Extra points you can add a Docker backed suite on CI for a real Postgres or a stubbed payment gateway. Keep that for the slower lane so your laptop stays snappy.

Manager view: pay for speed once, enjoy it daily

Your team gets paid to learn fast. Waiting ten minutes to know if a change was safe kills flow. Set simple targets and make them visible. Unit checks under 10 seconds. Wiring checks under 60 seconds. Full suite under 5 minutes on CI. Budget time for test data builders, small Spring configs, and a clean pipeline with surefire and failsafe. This is cheaper than one bad outage and a long night.

Also watch your context size. A giant auto scan feels easy today and hurts every day after. Be explicit with config classes and profiles. Your future self will say thanks.

Your turn

– Measure your local build. If the quick lane is over 60 seconds, cut your Spring context by half this week.

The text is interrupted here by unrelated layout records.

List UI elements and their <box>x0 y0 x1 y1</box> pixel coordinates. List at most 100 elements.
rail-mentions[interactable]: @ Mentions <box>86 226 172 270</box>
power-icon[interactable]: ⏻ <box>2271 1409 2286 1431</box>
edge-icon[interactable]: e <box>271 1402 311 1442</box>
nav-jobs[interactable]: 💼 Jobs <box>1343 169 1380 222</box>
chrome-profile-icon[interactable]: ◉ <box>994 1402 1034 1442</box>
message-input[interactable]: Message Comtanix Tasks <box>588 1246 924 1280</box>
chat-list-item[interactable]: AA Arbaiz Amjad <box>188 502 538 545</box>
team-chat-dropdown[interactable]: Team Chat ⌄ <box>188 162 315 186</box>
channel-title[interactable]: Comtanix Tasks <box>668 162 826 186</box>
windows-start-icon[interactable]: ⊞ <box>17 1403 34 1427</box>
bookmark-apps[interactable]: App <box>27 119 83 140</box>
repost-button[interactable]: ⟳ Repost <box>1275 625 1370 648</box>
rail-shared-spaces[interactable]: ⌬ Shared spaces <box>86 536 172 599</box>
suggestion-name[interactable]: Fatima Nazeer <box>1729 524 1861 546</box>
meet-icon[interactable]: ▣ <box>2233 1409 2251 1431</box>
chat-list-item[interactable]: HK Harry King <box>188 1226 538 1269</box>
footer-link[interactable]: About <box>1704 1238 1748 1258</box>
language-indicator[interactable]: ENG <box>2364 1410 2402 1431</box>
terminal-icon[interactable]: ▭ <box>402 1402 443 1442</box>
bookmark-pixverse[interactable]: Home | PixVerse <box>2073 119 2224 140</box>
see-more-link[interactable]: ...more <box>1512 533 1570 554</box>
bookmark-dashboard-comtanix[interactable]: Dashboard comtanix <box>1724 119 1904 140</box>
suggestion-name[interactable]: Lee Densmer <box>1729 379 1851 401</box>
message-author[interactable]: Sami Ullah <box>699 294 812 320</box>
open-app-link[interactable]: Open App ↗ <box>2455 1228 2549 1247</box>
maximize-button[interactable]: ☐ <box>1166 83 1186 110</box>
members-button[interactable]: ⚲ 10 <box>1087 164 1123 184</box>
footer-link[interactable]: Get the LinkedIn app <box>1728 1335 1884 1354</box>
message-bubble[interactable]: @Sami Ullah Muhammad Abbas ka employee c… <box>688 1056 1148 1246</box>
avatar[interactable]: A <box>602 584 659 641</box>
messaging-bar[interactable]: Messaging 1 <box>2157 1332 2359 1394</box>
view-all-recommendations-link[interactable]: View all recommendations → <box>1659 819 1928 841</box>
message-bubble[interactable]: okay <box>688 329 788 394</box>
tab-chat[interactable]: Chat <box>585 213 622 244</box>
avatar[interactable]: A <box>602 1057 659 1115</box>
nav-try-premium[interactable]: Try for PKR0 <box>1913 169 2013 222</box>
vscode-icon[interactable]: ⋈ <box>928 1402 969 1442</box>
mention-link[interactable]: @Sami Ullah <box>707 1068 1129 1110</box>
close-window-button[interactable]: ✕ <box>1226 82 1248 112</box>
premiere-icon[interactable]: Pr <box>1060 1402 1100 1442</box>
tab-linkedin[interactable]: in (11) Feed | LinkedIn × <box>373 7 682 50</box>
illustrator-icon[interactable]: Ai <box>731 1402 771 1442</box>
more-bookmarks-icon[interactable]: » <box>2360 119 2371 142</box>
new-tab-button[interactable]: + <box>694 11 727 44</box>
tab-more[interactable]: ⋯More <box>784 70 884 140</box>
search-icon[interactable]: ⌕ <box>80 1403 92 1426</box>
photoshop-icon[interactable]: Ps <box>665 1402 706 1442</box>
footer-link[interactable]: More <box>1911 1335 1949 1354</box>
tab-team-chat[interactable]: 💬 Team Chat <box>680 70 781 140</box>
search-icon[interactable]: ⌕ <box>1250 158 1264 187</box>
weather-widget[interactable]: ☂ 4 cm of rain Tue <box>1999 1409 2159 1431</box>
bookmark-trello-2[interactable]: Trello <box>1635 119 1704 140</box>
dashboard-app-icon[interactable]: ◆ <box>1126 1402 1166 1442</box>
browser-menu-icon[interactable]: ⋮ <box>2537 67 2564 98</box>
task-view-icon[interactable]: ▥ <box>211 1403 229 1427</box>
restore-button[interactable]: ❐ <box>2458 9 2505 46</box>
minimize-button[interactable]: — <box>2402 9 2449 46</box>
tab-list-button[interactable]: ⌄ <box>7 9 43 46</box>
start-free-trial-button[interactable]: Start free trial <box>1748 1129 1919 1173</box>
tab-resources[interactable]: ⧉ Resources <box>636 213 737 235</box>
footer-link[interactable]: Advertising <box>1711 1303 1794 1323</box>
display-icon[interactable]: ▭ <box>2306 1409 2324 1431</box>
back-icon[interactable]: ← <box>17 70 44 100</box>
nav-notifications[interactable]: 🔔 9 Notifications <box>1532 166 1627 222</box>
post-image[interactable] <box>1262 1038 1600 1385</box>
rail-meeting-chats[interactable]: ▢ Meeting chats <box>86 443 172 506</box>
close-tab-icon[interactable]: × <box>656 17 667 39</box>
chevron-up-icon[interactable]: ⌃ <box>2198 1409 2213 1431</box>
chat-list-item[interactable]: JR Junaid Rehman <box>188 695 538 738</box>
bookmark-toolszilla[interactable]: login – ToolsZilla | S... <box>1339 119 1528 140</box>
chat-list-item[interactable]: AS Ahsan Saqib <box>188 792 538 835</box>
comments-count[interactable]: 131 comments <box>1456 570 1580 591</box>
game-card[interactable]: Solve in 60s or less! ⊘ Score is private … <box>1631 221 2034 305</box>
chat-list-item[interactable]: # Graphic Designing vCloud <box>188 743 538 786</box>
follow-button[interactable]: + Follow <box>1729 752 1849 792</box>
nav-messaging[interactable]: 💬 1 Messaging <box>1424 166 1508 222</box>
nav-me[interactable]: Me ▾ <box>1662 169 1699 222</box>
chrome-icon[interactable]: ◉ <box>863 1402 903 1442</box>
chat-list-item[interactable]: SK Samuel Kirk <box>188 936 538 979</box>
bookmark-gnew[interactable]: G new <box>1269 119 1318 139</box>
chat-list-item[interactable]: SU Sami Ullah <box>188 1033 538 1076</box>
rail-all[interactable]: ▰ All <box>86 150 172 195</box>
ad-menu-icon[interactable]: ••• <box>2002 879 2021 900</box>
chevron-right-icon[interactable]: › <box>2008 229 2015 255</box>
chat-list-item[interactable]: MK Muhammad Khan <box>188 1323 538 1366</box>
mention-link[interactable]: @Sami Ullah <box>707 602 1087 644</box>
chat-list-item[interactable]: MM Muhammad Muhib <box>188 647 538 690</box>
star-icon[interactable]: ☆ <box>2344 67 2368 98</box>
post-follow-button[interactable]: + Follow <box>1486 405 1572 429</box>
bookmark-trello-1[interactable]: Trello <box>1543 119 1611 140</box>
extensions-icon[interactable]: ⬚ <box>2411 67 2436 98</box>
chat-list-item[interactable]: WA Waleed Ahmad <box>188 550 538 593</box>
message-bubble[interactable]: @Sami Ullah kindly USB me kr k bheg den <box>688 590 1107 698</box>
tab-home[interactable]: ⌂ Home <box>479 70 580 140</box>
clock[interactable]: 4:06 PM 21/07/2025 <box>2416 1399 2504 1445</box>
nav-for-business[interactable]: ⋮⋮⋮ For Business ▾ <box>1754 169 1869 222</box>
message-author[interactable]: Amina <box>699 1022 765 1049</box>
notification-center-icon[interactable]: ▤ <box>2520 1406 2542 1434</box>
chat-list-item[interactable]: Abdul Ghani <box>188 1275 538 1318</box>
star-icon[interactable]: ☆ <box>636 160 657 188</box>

– Pick one controller test and switch to MockMvc standalone. Time the difference.

– Move at least five slow checks to the slower lane with *IT and run them on Jenkins or Travis after merge.

Send me your before and after numbers. If you beat these targets, I will buy the next coffee. If tomorrow’s stage show gets you a new watch, even better. But the real win is a build that answers fast so you can ship with a smile.